In a way, The Office’s Jim is as immature and trapped in bad-movie stereotypes as Michael

Last night’s episode of The Office was unusually depressing, because the A story was about the single worst thing Michael has ever done in his life, and the B story was about Jim turning into an idiot, easily manipulated by Dwight. I was OK with the Michael story, because it shows the real-world consequences of his tendency to treat the entire world like a bad movie scene (he always does, or says, what he would expect the hero of his unproduced screenplay to do).
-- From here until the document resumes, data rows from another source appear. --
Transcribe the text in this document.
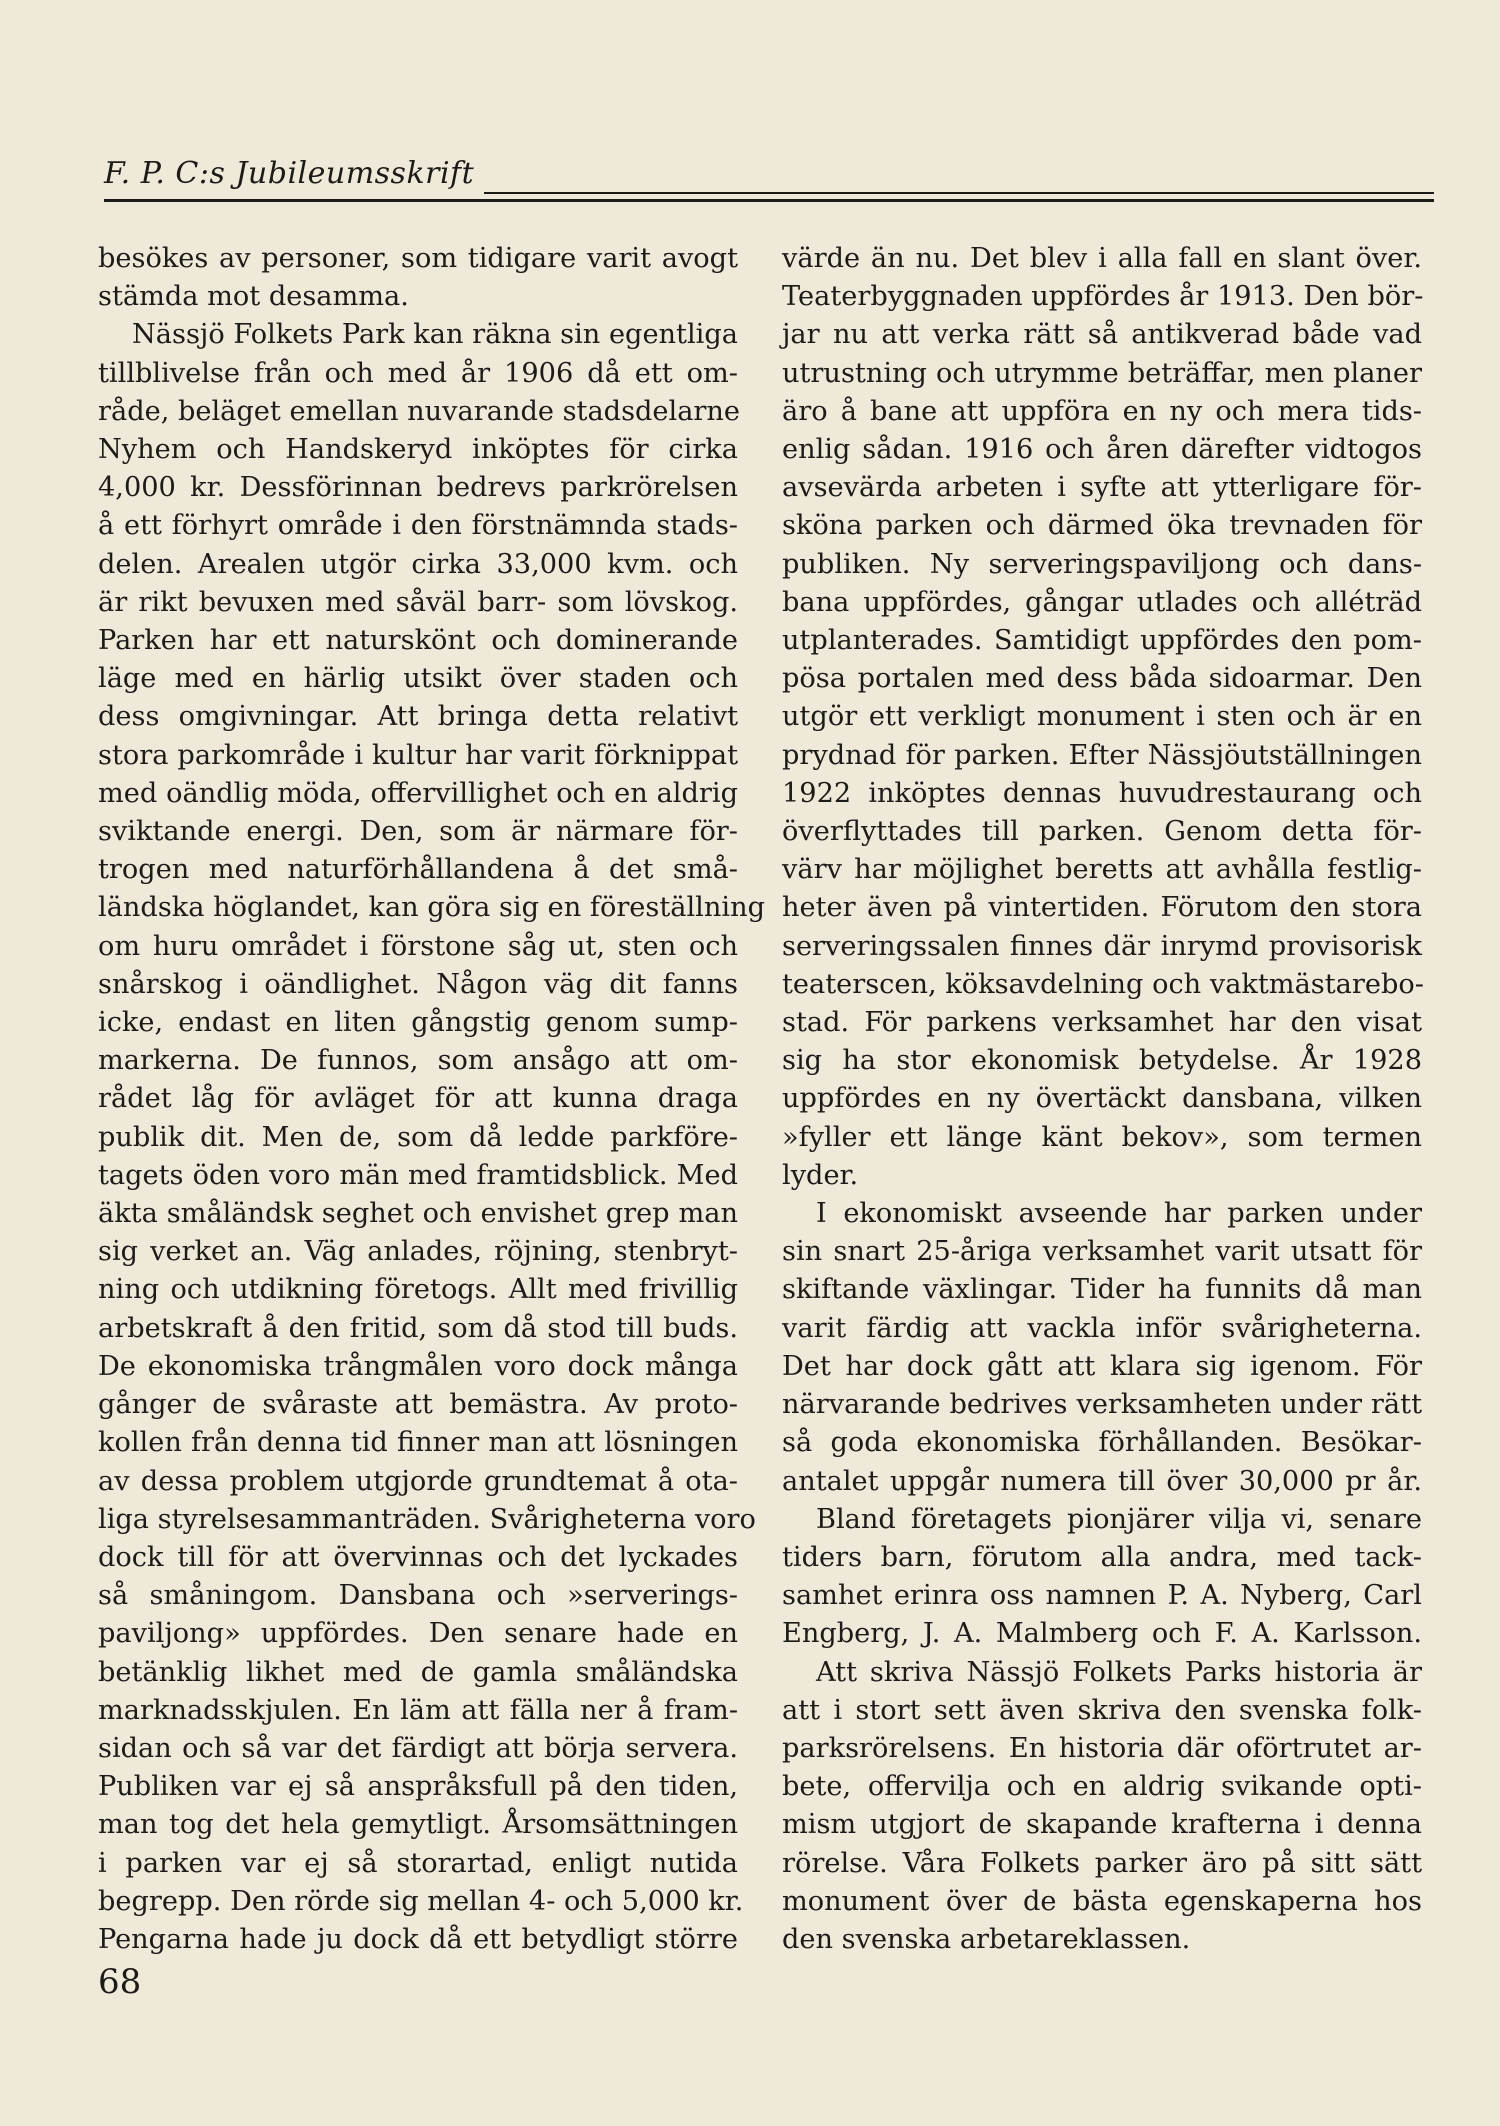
F. P. C:s Jubileumsskrift
besökes av personer, som tidigare varit avogt
stämda mot desamma.
Nässjö Folkets Park kan räkna sin egentliga
tillblivelse från och med år 1906 då ett om-
råde, beläget emellan nuvarande stadsdelarne
Nyhem och Handskeryd inköptes för cirka
4,000 kr. Dessförinnan bedrevs parkrörelsen
å ett förhyrt område i den förstnämnda stads-
delen. Arealen utgör cirka 33,000 kvm. och
är rikt bevuxen med såväl barr- som lövskog.
Parken har ett naturskönt och dominerande
läge med en härlig utsikt över staden och
dess omgivningar. Att bringa detta relativt
stora parkområde i kultur har varit förknippat
med oändlig möda, offervillighet och en aldrig
sviktande energi. Den, som är närmare för-
trogen med naturförhållandena å det små-
ländska höglandet, kan göra sig en föreställning
om huru området i förstone såg ut, sten och
snårskog i oändlighet. Någon väg dit fanns
icke, endast en liten gångstig genom sump-
markerna. De funnos, som ansågo att om-
rådet låg för avläget för att kunna draga
publik dit. Men de, som då ledde parkföre-
tagets öden voro män med framtidsblick. Med
äkta småländsk seghet och envishet grep man
sig verket an. Väg anlades, röjning, stenbryt-
ning och utdikning företogs. Allt med frivillig
arbetskraft å den fritid, som då stod till buds.
De ekonomiska trångmålen voro dock många
gånger de svåraste att bemästra. Av proto-
kollen från denna tid finner man att lösningen
av dessa problem utgjorde grundtemat å ota-
liga styrelsesammanträden. Svårigheterna voro
dock till för att övervinnas och det lyckades
så småningom. Dansbana och »serverings-
paviljong» uppfördes. Den senare hade en
betänklig likhet med de gamla småländska
marknadsskjulen. En läm att fälla ner å fram-
sidan och så var det färdigt att börja servera.
Publiken var ej så anspråksfull på den tiden,
man tog det hela gemytligt. Årsomsättningen
i parken var ej så storartad, enligt nutida
begrepp. Den rörde sig mellan 4- och 5,000 kr.
Pengarna hade ju dock då ett betydligt större
värde än nu. Det blev i alla fall en slant över.
Teaterbyggnaden uppfördes år 1913. Den bör-
jar nu att verka rätt så antikverad både vad
utrustning och utrymme beträffar, men planer
äro å bane att uppföra en ny och mera tids-
enlig sådan. 1916 och åren därefter vidtogos
avsevärda arbeten i syfte att ytterligare för-
sköna parken och därmed öka trevnaden för
publiken. Ny serveringspaviljong och dans-
bana uppfördes, gångar utlades och alléträd
utplanterades. Samtidigt uppfördes den pom-
pösa portalen med dess båda sidoarmar. Den
utgör ett verkligt monument i sten och är en
prydnad för parken. Efter Nässjöutställningen
1922 inköptes dennas huvudrestaurang och
överflyttades till parken. Genom detta för-
värv har möjlighet beretts att avhålla festlig-
heter även på vintertiden. Förutom den stora
serveringssalen finnes där inrymd provisorisk
teaterscen, köksavdelning och vaktmästarebo-
stad. För parkens verksamhet har den visat
sig ha stor ekonomisk betydelse. År 1928
uppfördes en ny övertäckt dansbana, vilken
»fyller ett länge känt bekov», som termen
lyder.
I ekonomiskt avseende har parken under
sin snart 25-åriga verksamhet varit utsatt för
skiftande växlingar. Tider ha funnits då man
varit färdig att vackla inför svårigheterna.
Det har dock gått att klara sig igenom. För
närvarande bedrives verksamheten under rätt
så goda ekonomiska förhållanden. Besökar-
antalet uppgår numera till över 30,000 pr år.
Bland företagets pionjärer vilja vi, senare
tiders barn, förutom alla andra, med tack-
samhet erinra oss namnen P. A. Nyberg, Carl
Engberg, J. A. Malmberg och F. A. Karlsson.
Att skriva Nässjö Folkets Parks historia är
att i stort sett även skriva den svenska folk-
parksrörelsens. En historia där oförtrutet ar-
bete, offervilja och en aldrig svikande opti-
mism utgjort de skapande krafterna i denna
rörelse. Våra Folkets parker äro på sitt sätt
monument över de bästa egenskaperna hos
den svenska arbetareklassen.
68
I do notice that now that Michael’s employees have no fear of him, the writers have to up the ante on how much trouble he can cause for people outside the office; he becomes more destructive and insane because they can no longer create the little moments of humiliation within the office setting.

But the more interesting thing, perhaps, was the way the subplot really brought home how depressing the Jim and Pam characters have become. You’d have thought their marriage would have made the show happier, but instead it’s pointed up the fact that 1) no one really likes them very much (except Michael), and 2) Having moved up the ladder at Dunder Mifflin, they’re no longer charming little people with dreams of getting out. Jim, in particular, has become a rather unappealing character, though his transformation has been going on for a long time: for about two seasons now, the writers have been dropping hints that the more Jim takes his job seriously, the closer he comes to turning into Michael.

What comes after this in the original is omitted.